A STOCKBROKER IN THE MIDST OF TURMOIL. Eugène D. was born in Morlanwez on 11 January 1872. A stockbroker living in Uccle, Brussels, he was married to Gilda C. He belonged to an intelligence service and recruited for the front.
After being arrested in Vilvoorde, near Brussels, in 1917, Eugène D. was detained in the Saint-Gilles, Antwerp and Vilvoorde prisons from 22 November 1917 to 11 September 1918. He was given a 6-year sentence and ordered to perform 15 years of compulsory labour for spying and trying to cross the border. He was assigned to light compulsory tasks for 2 months and did not receive any payment. Upon his release he suffered from heart and gastric problems. He was unable to work for 8 months. It was established that he was a prisoner arrested for political reasons.
TOUR OF BELGIAN PRISONS. Joseph B was born on 10 July 1861 in Saint-Vincent. Living in Marbehan, this married father of four worked as a ropemaker. He was arrested on March 1918 and convicted for helping and providing information to the enemy.
After 15 February 1918, Joseph worked in the occupied country for the British intelligence service: he facilitated the sending of letters to the armies. He worked for the “White Lady” underground intelligence network and acted as a go-between. He was arrested on 21 March 1918 by 3 German secret police agents. He was convicted on 28 June 1918 by the German court in Liège.
The Germans took Joseph to Neufchâteau prison, at 9 o’clock in the evening, after which he was transferred to Saint-Léonard prison on 22 March 1918. On 22 September he was kept in Vilvoorde prison until the Armistice. He returned to his family on 8 December in the same year.

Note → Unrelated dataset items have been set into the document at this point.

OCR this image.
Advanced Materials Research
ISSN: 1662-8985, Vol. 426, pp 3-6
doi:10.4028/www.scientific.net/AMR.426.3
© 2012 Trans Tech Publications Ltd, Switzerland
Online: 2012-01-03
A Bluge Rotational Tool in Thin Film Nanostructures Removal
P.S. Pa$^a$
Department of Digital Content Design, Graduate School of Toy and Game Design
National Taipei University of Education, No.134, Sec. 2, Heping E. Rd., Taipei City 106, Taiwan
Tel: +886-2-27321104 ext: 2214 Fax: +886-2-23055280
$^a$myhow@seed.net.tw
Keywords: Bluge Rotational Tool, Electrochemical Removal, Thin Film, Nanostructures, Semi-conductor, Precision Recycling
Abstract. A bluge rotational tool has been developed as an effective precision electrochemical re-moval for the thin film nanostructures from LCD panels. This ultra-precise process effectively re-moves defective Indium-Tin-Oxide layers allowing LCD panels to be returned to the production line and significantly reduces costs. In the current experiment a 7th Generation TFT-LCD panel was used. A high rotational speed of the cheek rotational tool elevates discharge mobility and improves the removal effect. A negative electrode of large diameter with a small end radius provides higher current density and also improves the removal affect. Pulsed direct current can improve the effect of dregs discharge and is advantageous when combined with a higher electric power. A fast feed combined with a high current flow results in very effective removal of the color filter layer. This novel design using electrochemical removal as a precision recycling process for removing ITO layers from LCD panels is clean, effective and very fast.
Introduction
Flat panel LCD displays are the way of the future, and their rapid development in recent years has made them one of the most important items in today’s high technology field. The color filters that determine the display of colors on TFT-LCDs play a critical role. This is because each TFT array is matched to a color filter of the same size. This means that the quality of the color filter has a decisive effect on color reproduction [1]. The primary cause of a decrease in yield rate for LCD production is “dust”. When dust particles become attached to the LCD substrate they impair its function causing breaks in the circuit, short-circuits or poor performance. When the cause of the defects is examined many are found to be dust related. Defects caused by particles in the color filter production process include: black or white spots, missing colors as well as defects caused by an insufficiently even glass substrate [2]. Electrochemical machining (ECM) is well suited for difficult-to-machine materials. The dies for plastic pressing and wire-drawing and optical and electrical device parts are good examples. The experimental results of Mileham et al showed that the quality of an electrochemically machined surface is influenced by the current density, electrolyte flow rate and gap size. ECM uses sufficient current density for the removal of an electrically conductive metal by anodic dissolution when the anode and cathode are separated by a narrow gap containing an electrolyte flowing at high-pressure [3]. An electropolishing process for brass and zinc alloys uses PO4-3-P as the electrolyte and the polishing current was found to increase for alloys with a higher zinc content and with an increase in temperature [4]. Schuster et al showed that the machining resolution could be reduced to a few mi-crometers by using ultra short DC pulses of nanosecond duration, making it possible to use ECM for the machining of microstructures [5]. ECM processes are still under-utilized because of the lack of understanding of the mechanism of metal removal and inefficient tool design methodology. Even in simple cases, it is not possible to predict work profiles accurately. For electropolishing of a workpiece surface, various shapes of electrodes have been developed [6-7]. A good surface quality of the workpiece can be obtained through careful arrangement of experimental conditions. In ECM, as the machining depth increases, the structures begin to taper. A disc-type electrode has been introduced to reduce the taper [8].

RAILWAY UNDER SURVEILLANCE. The carpenter Auguste V was born in Saint-Gilles, in 1863. He was surreptitiously monitoring the railway line near Brussels on behalf of the British intelligence service. Arrested on 2 September 1915 at the Limbourg border in As, he was held in prison in Hasselt and Liège, before being deported to the Holzminden camp. In September 1917, he was transferred to Switzerland for medical reasons as he was 54 years of age at the time. After the war he was decorated by the British government for services rendered.